~ Shelves packed with books lining the walls (some that have been rifled through by three generations of grubby little kid hands).

~ Love letters carefully saved from great, great, great grandparents.

~ Yearbooks with notes written by friends from decades ago.

~ Albums full of baby photos of 7+ kids. Crayon drawings, paintings, and lumpy little ceramic projects that made us cringe as adults.

~ Handmade masks and art and home wares from living in Japan, Costa Rica, Mexico, and Micronesia.

~ My mother’s wedding dress framed on her bedroom wall.

~ A garden lovingly tended to every weekend by my dad when he was home.

~ A tiny denim jacket fit for a precocious little girl decorated with pins and patches from her uncle.

~ A little boy’s AC/DC poster, AC/DC t-shirt, and electric guitar, and another boy’s new laptop with the games he’d learned to code himself.

~ Pictures of my dad from when he awkwardly modeled suits in Japan.

~ My grandfather’s letters to his mother from the orphanage where he lived during the depression.

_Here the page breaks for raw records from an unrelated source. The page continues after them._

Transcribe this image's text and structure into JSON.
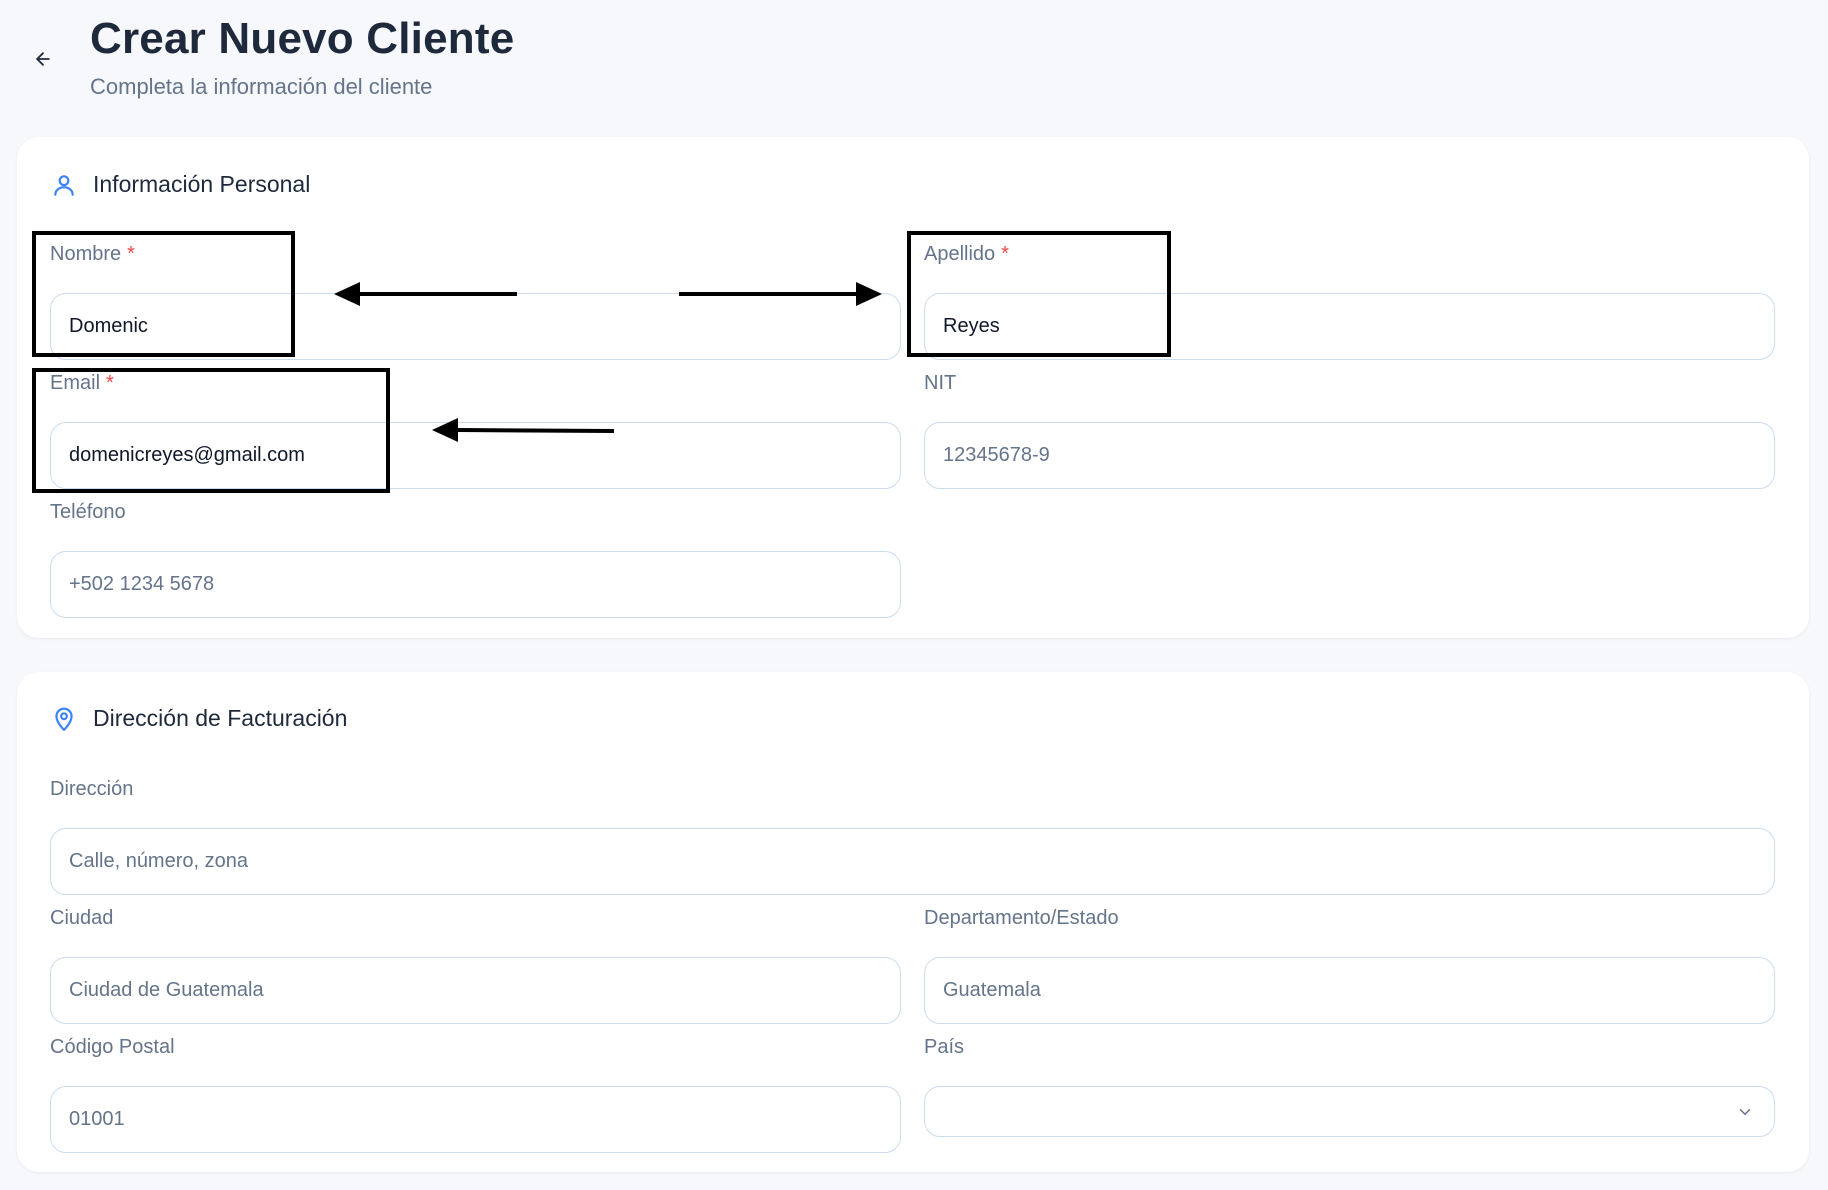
{
  "header": {
    "title": "Crear Nuevo Cliente",
    "subtitle": "Completa la información del cliente",
    "back_icon": "arrow-left-icon"
  },
  "personal": {
    "section_title": "Información Personal",
    "icon": "user-icon",
    "fields": {
      "nombre": {
        "label": "Nombre",
        "required": "*",
        "value": "Domenic"
      },
      "apellido": {
        "label": "Apellido",
        "required": "*",
        "value": "Reyes"
      },
      "email": {
        "label": "Email",
        "required": "*",
        "value": "domenicreyes@gmail.com"
      },
      "nit": {
        "label": "NIT",
        "placeholder": "12345678-9"
      },
      "telefono": {
        "label": "Teléfono",
        "placeholder": "+502 1234 5678"
      }
    }
  },
  "billing": {
    "section_title": "Dirección de Facturación",
    "icon": "map-pin-icon",
    "fields": {
      "direccion": {
        "label": "Dirección",
        "placeholder": "Calle, número, zona"
      },
      "ciudad": {
        "label": "Ciudad",
        "placeholder": "Ciudad de Guatemala"
      },
      "departamento": {
        "label": "Departamento/Estado",
        "placeholder": "Guatemala"
      },
      "codigo_postal": {
        "label": "Código Postal",
        "placeholder": "01001"
      },
      "pais": {
        "label": "País",
        "value": "",
        "icon": "chevron-down-icon"
      }
    }
  },
  "colors": {
    "accent": "#3b82f6",
    "required": "#ef4444",
    "input_border": "#cbdcf0",
    "annotation": "#000000"
  }
}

~ Our baby teeth and hair clippings from our first haircuts that my mother kept in little envelopes and carried with her overseas so many times.

~ Not everything in a home is “just stuff,” and it will take a while to process everything that was lost.

     My family’s home in Paradise was confirmed to be destroyed. But everyone is here, and we’re together, and we’re making new memories and gathering new mementos.